Given the indications for treatment with Y-90 TARE in the Society of Interventional Radiology [38], which focuses on including patients with hepatic and surgically unresectable liver neoplasms, the choice of the patient is relevant for an optimal outcome. As such, the combination of Y-90 TARE with a systemic chemotherapy treatment as the first-line of the treatment of patients with unresectable lmCRC is not recommended [39]. However, the addition of Y-90 TARE to standard second-line chemotherapy (as demonstrated in the phase III EPOCH clinical trial) [10] has shown improved PFS and hepatic PFS, further supporting the advantage on the cost-effectiveness of Y-90 TARE therapy in patients with unresectable lmCRC.

This review has several limitations. First, there is no standardized definition of BSC therapy. Thus, this lack of definition coupled with the fact that three publications [24, 25, 29] did not specify the reference dates for costs, potentially contributing to the variability of the results, including direct health costs (19,255 to 25,320 $US PPP). Second, the studies reported costs in different currencies and reference years, limiting the comparability of results, which were converted to 2020 ($US PPP costs) to address this issue.
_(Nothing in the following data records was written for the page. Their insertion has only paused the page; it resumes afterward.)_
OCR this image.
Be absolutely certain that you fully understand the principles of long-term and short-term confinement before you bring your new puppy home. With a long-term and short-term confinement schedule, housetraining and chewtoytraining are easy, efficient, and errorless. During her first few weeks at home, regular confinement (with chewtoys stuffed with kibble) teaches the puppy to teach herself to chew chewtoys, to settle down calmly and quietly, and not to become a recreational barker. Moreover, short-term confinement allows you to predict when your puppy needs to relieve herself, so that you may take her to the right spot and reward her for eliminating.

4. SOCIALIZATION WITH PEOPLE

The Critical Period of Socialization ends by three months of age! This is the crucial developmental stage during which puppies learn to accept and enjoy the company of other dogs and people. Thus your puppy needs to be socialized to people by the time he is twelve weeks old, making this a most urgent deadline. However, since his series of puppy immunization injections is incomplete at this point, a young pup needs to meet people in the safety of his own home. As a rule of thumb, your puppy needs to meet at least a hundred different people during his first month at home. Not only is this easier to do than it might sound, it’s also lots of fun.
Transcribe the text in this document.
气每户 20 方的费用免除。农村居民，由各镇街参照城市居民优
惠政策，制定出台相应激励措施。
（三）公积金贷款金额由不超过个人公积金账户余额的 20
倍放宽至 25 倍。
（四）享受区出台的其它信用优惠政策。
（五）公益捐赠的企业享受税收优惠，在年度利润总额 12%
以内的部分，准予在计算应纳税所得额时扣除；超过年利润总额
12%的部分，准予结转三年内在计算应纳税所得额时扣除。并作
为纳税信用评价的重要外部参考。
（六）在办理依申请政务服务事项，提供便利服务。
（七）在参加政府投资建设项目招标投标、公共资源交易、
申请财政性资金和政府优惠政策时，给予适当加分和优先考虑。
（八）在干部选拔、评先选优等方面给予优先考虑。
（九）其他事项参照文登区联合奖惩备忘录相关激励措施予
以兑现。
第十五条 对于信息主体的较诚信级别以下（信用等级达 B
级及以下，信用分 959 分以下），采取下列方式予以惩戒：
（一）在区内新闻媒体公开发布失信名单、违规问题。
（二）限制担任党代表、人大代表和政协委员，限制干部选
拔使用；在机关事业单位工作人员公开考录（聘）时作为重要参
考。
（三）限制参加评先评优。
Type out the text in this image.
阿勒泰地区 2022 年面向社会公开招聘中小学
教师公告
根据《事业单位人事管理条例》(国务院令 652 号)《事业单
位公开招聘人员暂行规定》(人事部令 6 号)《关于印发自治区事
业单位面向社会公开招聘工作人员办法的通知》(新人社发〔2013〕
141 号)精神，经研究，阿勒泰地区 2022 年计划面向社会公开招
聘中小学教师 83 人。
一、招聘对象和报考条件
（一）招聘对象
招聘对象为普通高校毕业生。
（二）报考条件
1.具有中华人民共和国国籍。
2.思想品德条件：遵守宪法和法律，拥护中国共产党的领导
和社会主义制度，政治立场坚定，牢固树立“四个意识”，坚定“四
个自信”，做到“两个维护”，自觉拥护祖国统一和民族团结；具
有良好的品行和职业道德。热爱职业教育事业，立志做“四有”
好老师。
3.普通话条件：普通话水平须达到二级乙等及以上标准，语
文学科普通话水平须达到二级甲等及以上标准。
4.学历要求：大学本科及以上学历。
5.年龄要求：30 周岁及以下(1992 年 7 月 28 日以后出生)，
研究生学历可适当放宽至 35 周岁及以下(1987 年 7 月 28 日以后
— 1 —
Lastly, while this is a global systematic review, most economic evaluations were conducted from the European perspective, which may limit the external validity of our review to other countries. As such, the authors recommend using a system to ensure the transferability of economic evaluations before applying the results extracted from them.

Conclusion

This systematic review examines economic evaluations of Y-90 TARE for the treatment of lmCRC and highlights that Y-90 TARE could be a cost-effective therapy, either as a monotherapy or in combination with a systemic therapy, for the treatment of patients with lmCRC. The evaluation of health technologies such as Y-90 TARE provides a tool to aid in decision-making to maximize health benefits for lmCRC patients and in resource allocation for health systems. However, given the limited number of global economic evaluations on Y-90 TARE in treating ImCRC (n = 7), further research is recommended on the economic evaluations on Y-90 TARE vs. alternative therapies in treating ImCRC from the societal perspective.